The New York Times ran an article about computer technology all but replacing the old brush and inks, and changing the meaning of lettering and coloring. Artist Yanick Paquette told them:
In Mr. Paquette’s view, readers are wary of digital art; their minds may look for tricks or shortcuts. “When something is too perfect, too crisp, you lose the human sensibility,” he said. To draw an army of Stormtroopers, he could draw one and digitally create a battalion, but he does not. “If I spend all my time drawing all the Stormtroopers, they are humanized and your relationship to the art is different.”
Personally, I don’t mind digital artwork, but I understand there are those who don’t find it appealing. So long as the most computerized-looking art doesn’t take up the bulk of what’s produced, and isn’t forced upon the mainstream in the mandatory way Marvel earned notoriety for in the early 2000s, I think it’s possible to ensure entertaining storytelling with it.
This article also, most unfortunately, just had to make use of statements by Chris Eliopoulos, a letterer who’s been working with a certain writer chosen by celebrity status to pen a most disgusting 2004 comic book:
At his peak, Mr. Eliopoulos was hand-lettering 30 comics, each averaging 22 pages, per month. But working digitally is faster and more lucrative, he said. A penciler could make $100 per page, but typically finish only one per day. A letterer could earn less per page, but produce several and make more than an artist.
For the popular “I Am …” series of graphic novel biographies of historical figures, which he illustrates and which are written by Brad Meltzer, and for his own projects, like a forthcoming children’s book, “The Yawns Are Coming,” Mr. Eliopoulos uses a hybrid of freehand digital lettering, eschewing his library of fonts. “It takes more time, but I think anyone you talk to will say, if we could, we’d stick to hand lettering because it’s organic and it’s art.”
Whenever I see the name of the “novelist” who penned a certain repellent DC miniseries that wouldn’t go over well in the post-Harvey Weinstein era, it really fills me with distaste.

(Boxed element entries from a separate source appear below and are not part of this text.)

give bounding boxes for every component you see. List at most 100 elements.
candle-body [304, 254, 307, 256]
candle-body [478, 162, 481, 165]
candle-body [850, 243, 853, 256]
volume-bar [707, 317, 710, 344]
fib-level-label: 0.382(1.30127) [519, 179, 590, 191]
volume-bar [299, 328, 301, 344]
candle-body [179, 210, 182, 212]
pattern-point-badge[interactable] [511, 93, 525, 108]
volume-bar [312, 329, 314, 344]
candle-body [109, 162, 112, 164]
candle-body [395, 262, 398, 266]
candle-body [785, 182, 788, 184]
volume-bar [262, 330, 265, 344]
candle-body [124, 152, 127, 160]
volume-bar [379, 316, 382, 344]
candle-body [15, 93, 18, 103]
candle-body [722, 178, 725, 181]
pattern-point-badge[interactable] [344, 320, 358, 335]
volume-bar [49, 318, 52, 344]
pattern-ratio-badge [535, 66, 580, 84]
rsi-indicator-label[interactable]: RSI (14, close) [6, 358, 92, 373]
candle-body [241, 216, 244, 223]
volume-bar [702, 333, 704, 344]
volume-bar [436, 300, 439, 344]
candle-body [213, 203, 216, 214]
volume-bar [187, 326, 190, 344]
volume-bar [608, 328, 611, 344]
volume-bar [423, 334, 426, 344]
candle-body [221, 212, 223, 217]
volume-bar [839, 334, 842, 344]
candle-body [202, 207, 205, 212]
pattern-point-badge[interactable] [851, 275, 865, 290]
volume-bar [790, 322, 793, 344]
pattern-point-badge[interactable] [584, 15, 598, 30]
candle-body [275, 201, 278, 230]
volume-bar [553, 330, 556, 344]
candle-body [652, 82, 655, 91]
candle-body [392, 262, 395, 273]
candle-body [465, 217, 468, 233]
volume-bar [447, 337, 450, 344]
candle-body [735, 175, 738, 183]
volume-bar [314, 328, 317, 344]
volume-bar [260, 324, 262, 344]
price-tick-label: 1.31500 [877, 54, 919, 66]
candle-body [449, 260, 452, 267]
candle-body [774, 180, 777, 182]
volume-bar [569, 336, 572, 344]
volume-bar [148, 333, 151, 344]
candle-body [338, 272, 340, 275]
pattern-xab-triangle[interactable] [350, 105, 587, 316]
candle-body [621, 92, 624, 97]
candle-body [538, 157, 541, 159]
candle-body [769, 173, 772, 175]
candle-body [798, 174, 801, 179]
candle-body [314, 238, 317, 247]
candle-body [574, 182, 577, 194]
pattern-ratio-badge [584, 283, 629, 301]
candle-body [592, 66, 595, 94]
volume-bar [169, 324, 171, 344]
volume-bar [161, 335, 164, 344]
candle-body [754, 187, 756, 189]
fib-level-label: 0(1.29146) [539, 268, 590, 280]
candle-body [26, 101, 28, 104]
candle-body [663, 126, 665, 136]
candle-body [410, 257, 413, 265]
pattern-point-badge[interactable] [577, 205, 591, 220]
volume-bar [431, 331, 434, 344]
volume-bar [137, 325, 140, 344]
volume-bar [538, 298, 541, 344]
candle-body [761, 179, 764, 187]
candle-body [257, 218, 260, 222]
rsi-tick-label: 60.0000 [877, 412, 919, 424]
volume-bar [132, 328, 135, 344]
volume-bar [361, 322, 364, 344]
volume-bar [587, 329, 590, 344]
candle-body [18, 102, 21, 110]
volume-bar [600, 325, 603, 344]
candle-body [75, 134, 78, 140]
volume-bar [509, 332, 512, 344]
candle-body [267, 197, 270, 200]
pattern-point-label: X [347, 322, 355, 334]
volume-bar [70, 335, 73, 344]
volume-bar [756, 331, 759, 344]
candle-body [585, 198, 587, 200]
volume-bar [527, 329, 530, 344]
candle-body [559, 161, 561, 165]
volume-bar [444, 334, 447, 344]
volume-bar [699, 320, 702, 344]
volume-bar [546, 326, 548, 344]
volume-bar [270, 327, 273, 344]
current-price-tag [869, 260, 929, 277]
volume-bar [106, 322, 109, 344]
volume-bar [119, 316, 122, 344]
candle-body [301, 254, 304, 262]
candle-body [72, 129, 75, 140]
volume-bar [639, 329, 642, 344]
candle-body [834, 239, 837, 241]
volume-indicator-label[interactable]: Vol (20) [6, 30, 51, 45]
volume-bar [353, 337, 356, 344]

It’s bad enough Paquette’s worked with Grant Morrison, since he’s put out some items in poor taste too, but that Eliopoulos is working with a writer who made light of sexual assault in said miniseries is honestly disturbing. It’s certainly irritating the paper just had to mention him. I’m sure there’s dozens of other letterers who could’ve contributed to the article far better than than Eliopoulos does, yet for some reason, they chose him, and naturally, no queries ever raised about Meltzer’s abomination. IMO, it takes away from the more positive impact this article could’ve had.
I think digital tech can have its good advantages for comicdom, so long as the art isn’t overly digitized. But papers like the NYT decidedly aren’t the best place to bring up the topic. Certainly not if they’re going to make sugarcoated, superficial references to writers who don’t deserve the mention.